Helio-3: el «oro de la Luna» que puede ser el combustible del futuro
Si los minerales de tierras raras en la Luna son importantes, el Helio-3 es potencialmente revolucionario. Este isótopo de helio es considerado el combustible ideal para la fusión nuclear — la energía nuclear del futuro, que utiliza elementos ligeros y no deja rastro radiactivo. En la Tierra, el Helio-3 es extremadamente raro. En la Luna, existe en cantidades significativas, depositado a lo largo de miles de millones de años por el viento solar en la superficie del satélite.
«La energía nuclear del futuro es la fusión nuclear, que son elementos ligeros que no dejan el rastro radiactivo. Y el Helio-3, que es este isótopo que hay mucho en la Luna, es muy importante para este proceso», explica Cherman.
Empresas privadas ya se están moviendo: una startup estadounidense desarrolla tecnologías para la extracción de Helio-3 directamente en la superficie lunar.
La carrera por minerales de tierras raras y Helio-3 en la Luna es, por lo tanto, una carrera por el control de las dos fuentes de riqueza más estratégicas del futuro: electrónica y energía.
Artemis II y la reanudación de los viajes tripulados: por qué la humanidad volvió a la Luna después de 50 años
La última vez que un ser humano pisó la Luna fue en 1972, durante el programa Apollo.

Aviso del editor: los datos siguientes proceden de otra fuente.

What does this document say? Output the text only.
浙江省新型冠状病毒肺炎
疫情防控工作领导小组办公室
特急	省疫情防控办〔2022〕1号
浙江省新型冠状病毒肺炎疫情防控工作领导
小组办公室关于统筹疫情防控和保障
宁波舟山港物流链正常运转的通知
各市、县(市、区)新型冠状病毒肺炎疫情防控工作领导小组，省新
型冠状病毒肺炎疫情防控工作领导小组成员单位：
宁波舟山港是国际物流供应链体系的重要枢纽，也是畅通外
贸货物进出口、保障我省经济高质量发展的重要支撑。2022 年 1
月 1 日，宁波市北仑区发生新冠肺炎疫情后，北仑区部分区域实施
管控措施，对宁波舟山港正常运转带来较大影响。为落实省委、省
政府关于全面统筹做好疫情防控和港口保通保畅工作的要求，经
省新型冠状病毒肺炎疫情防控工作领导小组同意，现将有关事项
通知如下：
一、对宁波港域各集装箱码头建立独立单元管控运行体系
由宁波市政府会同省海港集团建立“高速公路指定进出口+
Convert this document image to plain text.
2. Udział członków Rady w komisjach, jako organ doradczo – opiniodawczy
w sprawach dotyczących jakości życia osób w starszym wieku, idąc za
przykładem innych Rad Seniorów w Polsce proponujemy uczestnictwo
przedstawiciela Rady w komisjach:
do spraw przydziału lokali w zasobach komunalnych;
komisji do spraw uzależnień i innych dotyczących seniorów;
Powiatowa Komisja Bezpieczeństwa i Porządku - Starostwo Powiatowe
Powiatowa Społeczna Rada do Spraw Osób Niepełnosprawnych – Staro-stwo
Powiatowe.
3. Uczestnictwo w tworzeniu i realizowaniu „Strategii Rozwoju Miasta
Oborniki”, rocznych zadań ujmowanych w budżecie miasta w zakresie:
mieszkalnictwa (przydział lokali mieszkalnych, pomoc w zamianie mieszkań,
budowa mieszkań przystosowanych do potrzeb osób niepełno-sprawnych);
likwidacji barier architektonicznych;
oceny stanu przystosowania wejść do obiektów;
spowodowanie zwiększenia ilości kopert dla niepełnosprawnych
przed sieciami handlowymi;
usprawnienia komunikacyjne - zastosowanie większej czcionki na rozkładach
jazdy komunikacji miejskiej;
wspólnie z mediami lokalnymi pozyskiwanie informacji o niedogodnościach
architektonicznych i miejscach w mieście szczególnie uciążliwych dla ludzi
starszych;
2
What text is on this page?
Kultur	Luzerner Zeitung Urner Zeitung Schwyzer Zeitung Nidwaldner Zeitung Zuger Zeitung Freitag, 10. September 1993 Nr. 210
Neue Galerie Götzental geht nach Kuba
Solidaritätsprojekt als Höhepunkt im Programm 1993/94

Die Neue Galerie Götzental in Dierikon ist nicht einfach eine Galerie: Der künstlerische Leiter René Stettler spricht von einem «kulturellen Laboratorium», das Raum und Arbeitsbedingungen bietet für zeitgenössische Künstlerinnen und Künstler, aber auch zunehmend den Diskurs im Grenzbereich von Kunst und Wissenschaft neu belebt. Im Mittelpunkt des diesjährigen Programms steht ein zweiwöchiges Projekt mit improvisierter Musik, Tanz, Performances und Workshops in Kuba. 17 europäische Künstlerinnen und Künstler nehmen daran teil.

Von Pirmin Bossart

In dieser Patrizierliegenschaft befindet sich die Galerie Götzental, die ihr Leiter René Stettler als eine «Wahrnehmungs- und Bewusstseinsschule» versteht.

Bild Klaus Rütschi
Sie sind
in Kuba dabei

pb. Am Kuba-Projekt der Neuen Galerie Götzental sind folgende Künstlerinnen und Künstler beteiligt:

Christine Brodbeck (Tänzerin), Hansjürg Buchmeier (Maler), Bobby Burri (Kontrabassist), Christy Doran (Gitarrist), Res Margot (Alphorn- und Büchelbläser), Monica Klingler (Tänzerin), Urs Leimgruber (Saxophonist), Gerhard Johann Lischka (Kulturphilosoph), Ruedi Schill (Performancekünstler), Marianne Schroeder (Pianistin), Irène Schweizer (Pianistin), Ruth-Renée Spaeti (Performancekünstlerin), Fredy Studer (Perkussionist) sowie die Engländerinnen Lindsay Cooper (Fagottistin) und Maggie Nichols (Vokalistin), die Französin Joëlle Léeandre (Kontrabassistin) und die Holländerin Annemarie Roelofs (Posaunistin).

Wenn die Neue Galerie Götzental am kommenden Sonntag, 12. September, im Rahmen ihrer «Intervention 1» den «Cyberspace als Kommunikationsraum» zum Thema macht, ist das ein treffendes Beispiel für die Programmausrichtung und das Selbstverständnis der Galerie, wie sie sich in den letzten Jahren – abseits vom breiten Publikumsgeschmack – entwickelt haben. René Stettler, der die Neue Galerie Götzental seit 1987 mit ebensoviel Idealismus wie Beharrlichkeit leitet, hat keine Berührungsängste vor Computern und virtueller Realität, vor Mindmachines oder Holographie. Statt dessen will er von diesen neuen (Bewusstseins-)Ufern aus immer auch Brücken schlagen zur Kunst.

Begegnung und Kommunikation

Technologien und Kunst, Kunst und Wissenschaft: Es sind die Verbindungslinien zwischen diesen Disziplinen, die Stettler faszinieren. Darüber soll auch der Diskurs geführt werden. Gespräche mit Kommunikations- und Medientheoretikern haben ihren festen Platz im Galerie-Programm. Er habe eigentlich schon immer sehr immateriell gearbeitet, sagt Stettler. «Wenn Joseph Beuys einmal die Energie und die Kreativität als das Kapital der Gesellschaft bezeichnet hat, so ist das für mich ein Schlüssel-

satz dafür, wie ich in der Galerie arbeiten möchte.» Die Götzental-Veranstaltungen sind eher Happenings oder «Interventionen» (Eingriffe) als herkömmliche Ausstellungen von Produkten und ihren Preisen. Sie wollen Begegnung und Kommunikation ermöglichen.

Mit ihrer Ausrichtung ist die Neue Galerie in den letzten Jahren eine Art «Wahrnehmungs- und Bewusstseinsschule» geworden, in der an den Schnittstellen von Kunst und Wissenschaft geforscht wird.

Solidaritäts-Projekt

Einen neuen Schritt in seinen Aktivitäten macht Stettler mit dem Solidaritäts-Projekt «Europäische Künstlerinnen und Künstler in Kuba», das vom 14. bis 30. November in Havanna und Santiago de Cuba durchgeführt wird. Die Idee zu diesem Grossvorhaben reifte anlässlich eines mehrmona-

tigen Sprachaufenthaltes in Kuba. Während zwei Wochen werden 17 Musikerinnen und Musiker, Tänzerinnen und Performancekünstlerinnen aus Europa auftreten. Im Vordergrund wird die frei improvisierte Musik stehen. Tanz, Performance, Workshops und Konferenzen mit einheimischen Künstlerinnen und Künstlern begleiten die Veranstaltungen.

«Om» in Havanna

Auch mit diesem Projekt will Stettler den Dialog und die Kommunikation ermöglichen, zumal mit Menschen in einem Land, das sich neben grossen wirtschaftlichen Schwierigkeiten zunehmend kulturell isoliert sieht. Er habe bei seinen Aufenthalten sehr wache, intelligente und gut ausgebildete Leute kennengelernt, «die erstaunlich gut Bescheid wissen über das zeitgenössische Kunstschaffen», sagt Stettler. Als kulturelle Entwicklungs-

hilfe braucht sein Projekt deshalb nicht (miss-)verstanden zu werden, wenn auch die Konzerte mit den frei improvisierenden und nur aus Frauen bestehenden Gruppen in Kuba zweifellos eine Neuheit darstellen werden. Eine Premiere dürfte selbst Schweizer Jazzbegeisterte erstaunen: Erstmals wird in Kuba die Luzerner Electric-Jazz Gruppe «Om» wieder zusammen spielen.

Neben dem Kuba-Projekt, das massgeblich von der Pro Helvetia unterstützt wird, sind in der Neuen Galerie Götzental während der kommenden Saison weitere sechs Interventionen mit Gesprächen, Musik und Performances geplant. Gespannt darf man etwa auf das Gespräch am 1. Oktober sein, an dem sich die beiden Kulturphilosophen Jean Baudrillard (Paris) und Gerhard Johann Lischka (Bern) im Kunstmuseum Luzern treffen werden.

La misión Artemis II, lanzada este miércoles, marca la reanudación de los viajes tripulados alrededor del satélite y, a diferencia del pasado, la nueva carrera espacial no está impulsada solo por el orgullo nacional, sino por intereses económicos concretos relacionados con los minerales de tierras raras, el Helio-3 y la posibilidad de establecer una presencia permanente en la Luna.
La expectativa es que la Luna funcione como base para misiones más ambiciosas, especialmente hacia Marte. «Se volverá a la Luna y se mantendrá una presencia en el satélite, que servirá como portal para el próximo paso: la llegada a Marte.
No tengo dudas de que la primera persona que irá a Marte ya nació», afirma Cherman. La presencia humana en la Luna ahora se ve como un proyecto a largo plazo y los minerales de tierras raras y el Helio-3 son lo que hace que este proyecto sea económicamente viable.
Brasil quiere «aprovechar» la Luna: satélite científico y agricultura en bases lunares
Con un programa espacial aún modesto, Brasil intenta insertarse en la carrera lunar a través de una asociación con la NASA.
Rodrigo Leonardi, director de la Agencia Espacial Brasileña, reveló que se está negociando un acuerdo bilateral con Estados Unidos para que dos proyectos nacionales «aprovechen» el camino hacia la Luna a lo largo del programa Artemis. Los dos proyectos ya tienen financiamiento garantizado.
El primero es un satélite científico de clima espacial, desarrollado por el Instituto Tecnológico de Aeronáutica (ITA), que debe orbitar la Luna.
El segundo es un proyecto con Embrapa para el cultivo de alimentos en bases lunares los primeros ensayos incluyen garbanzos y batatas, cultivados en granjas verticales dentro de cuevas lunares, donde el ambiente puede ser más propicio para este tipo de producción.
«Existen cuevas en la Luna y dentro de una cueva de estas podríamos encontrar un ambiente más propicio para hacer este tipo de cultivo», explicó Leonardi. Es Brasil intentando marcar presencia en un territorio que será disputado por minerales de tierras raras, energía y hasta agricultura.
La Luna dejó de ser un destino romántico y se convirtió en un territorio de disputa real. Minerales de tierras raras que sustentan el 99% de la electrónica mundial, Helio-3 que puede ser la fuente de energía limpia del futuro, más de 70 países en acuerdos de exploración y empresas privadas ya desarrollando tecnología de extracción lunar todo esto transforma al satélite en la próxima frontera económica de la humanidad.
Brasil quiere participar con ciencia y agricultura. EE. UU. y China disputan el liderazgo. Y la pregunta que queda es: cuando los minerales de tierras raras y el Helio-3 de la Luna comiencen a ser extraídos, ¿quién controlará estos recursos?
¿Crees que la exploración de minerales de tierras raras en la Luna es viable o aún parece ciencia ficción?